Consider a potential function [itex] V(x)[/itex] such that:

$$

\begin{cases}

V(x)\leq 0\text{ for }x\in[-x_0,x_0] \\

V(x)=0 \text{ for }x\not\in[-x_0,x_0]

\end{cases}

$$

Show, using the variational method that:

(a) In the 1-dimensional case [itex]\lambda^2V(x)[/itex] always possesses at least one bound state.

(b) In the 3-dimensional spherically symmetric case, [itex]V(|\vec r|)[/itex], it possesses no bound states if [itex]\lambda^2[/itex] is made sufficiently small.

**2. The attempt at a solution**

The idea is to use the variational method, i.e.:

$$

\frac{\langle\psi|H|\psi\rangle}{\langle \psi|\psi\rangle}\geq E_{ground},

$$

to show that the average value of the energy is negative and hence the ground state energy is negative.

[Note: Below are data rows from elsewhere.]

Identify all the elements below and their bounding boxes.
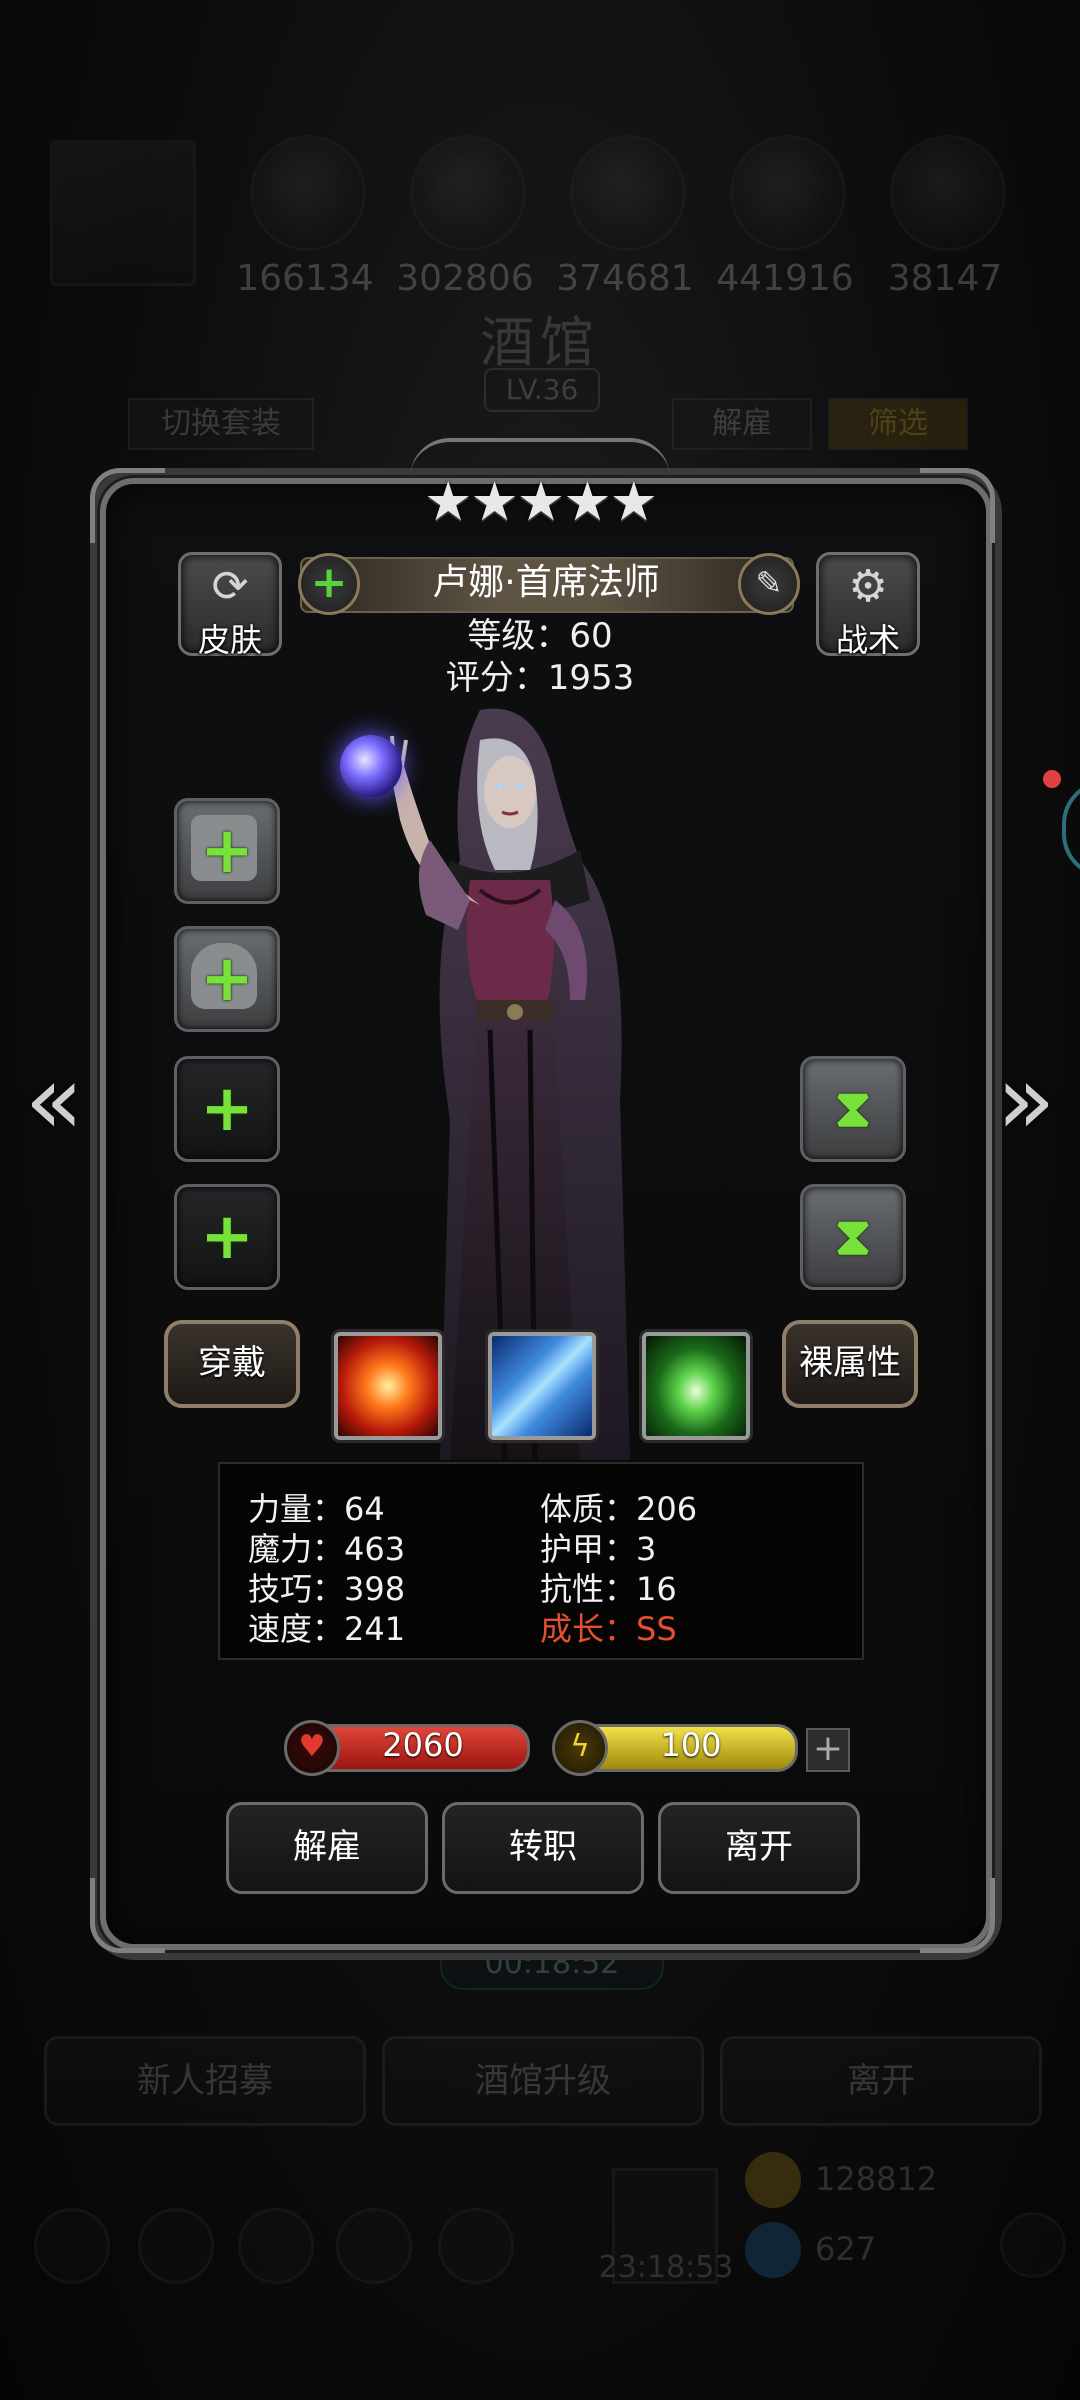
hp-value: 2060 <box>382 1726 464 1764</box>
stat-speed: 速度：241 <box>248 1610 406 1648</box>
tab-filter[interactable]: 筛选 <box>828 398 968 450</box>
resource-icon <box>890 135 1006 251</box>
edit-pencil-icon[interactable]: ✎ <box>738 553 800 615</box>
frame-corner <box>920 1878 995 1953</box>
resource-value: 166134 <box>236 258 374 299</box>
resource-icon <box>410 135 526 251</box>
gem-icon <box>745 2222 801 2278</box>
plus-icon: + <box>200 1200 254 1274</box>
gold-amount: 128812 <box>815 2160 938 2198</box>
resource-icon <box>250 135 366 251</box>
gear-icon: ⚙ <box>848 561 888 612</box>
fire-skill-icon[interactable] <box>334 1332 442 1440</box>
resource-value: 38147 <box>887 258 1003 299</box>
star-rating: ★★★★★ <box>423 470 658 533</box>
recruit-button[interactable]: 新人招募 <box>44 2036 366 2126</box>
resource-value: 374681 <box>556 258 694 299</box>
level-badge: LV.36 <box>484 368 600 412</box>
plus-icon: + <box>200 1072 254 1146</box>
frame-corner <box>90 1878 165 1953</box>
accessory-slot[interactable]: + <box>174 1056 280 1162</box>
shirt-swap-icon: ⟳ <box>211 561 249 612</box>
menu-icon[interactable] <box>336 2208 412 2284</box>
rune-slot[interactable]: ⧗ <box>800 1056 906 1162</box>
prev-hero-arrow-icon[interactable]: « <box>14 1050 94 1150</box>
stat-growth: 成长：SS <box>540 1610 677 1648</box>
armor-slot[interactable]: + <box>174 926 280 1032</box>
energy-value: 100 <box>660 1726 722 1764</box>
hero-score: 评分：1953 <box>445 658 635 698</box>
leave-tavern-button[interactable]: 离开 <box>720 2036 1042 2126</box>
gem-amount: 627 <box>815 2230 877 2268</box>
add-energy-button[interactable]: + <box>806 1728 850 1772</box>
screen-title: 酒馆 <box>480 311 600 374</box>
transfer-class-button[interactable]: 转职 <box>442 1802 644 1894</box>
resource-value: 441916 <box>716 258 854 299</box>
hourglass-icon: ⧗ <box>834 1079 872 1139</box>
base-attributes-button[interactable]: 裸属性 <box>782 1320 918 1408</box>
gift-timer: 23:18:53 <box>598 2250 734 2285</box>
hourglass-icon: ⧗ <box>834 1207 872 1267</box>
menu-icon[interactable] <box>238 2208 314 2284</box>
nature-skill-icon[interactable] <box>642 1332 750 1440</box>
accessory-slot[interactable]: + <box>174 1184 280 1290</box>
plus-icon: + <box>200 814 254 888</box>
resource-value: 302806 <box>396 258 534 299</box>
plus-icon[interactable]: + <box>298 553 360 615</box>
ice-skill-icon[interactable] <box>488 1332 596 1440</box>
notification-dot <box>1043 770 1061 788</box>
player-avatar <box>50 140 196 286</box>
upgrade-tavern-button[interactable]: 酒馆升级 <box>382 2036 704 2126</box>
weapon-slot[interactable]: + <box>174 798 280 904</box>
tab-dismiss[interactable]: 解雇 <box>672 398 812 450</box>
plus-icon: + <box>200 942 254 1016</box>
leave-button[interactable]: 离开 <box>658 1802 860 1894</box>
menu-icon[interactable] <box>34 2208 110 2284</box>
menu-icon[interactable] <box>138 2208 214 2284</box>
dismiss-button[interactable]: 解雇 <box>226 1802 428 1894</box>
next-hero-arrow-icon[interactable]: » <box>986 1050 1066 1150</box>
resource-icon <box>570 135 686 251</box>
tab-switch-outfit[interactable]: 切换套装 <box>128 398 314 450</box>
add-icon[interactable] <box>1000 2212 1066 2278</box>
gold-coin-icon <box>745 2152 801 2208</box>
magic-orb-icon <box>340 735 402 797</box>
rune-slot[interactable]: ⧗ <box>800 1184 906 1290</box>
resource-icon <box>730 135 846 251</box>
menu-icon[interactable] <box>438 2208 514 2284</box>
equip-button[interactable]: 穿戴 <box>164 1320 300 1408</box>
hero-name: 卢娜·首席法师 <box>432 562 660 603</box>
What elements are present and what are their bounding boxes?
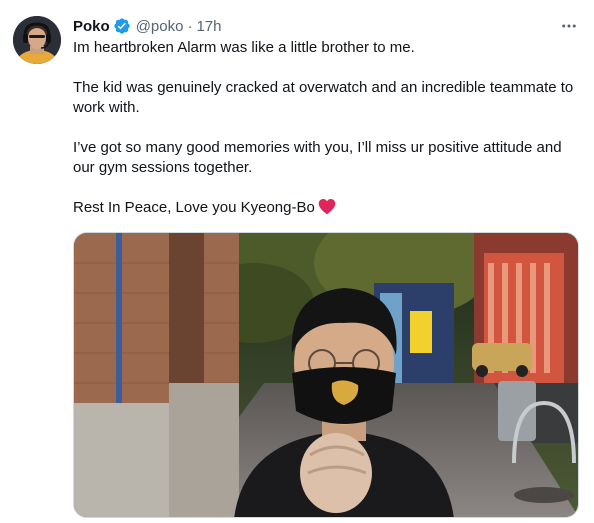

In my first attempt I used a gaussian trial function:

$$

\psi(x)=\left(\frac{2a}{\pi}\right)^{1/4}e^{-ax^2}.

$$

However the problem is that it turns out that the average value of the kinetic energy is [itex]\hbar^2a/2m[/itex] and so, in order to determine whether the average energy is negative or not we need to know [itex]a[/itex] explicitly. However, this is not possible since we have no insight on the actual shape of the potential.

It seems to me that this thing will turn out to be a problem for every trial function. How can I do that?

Thank you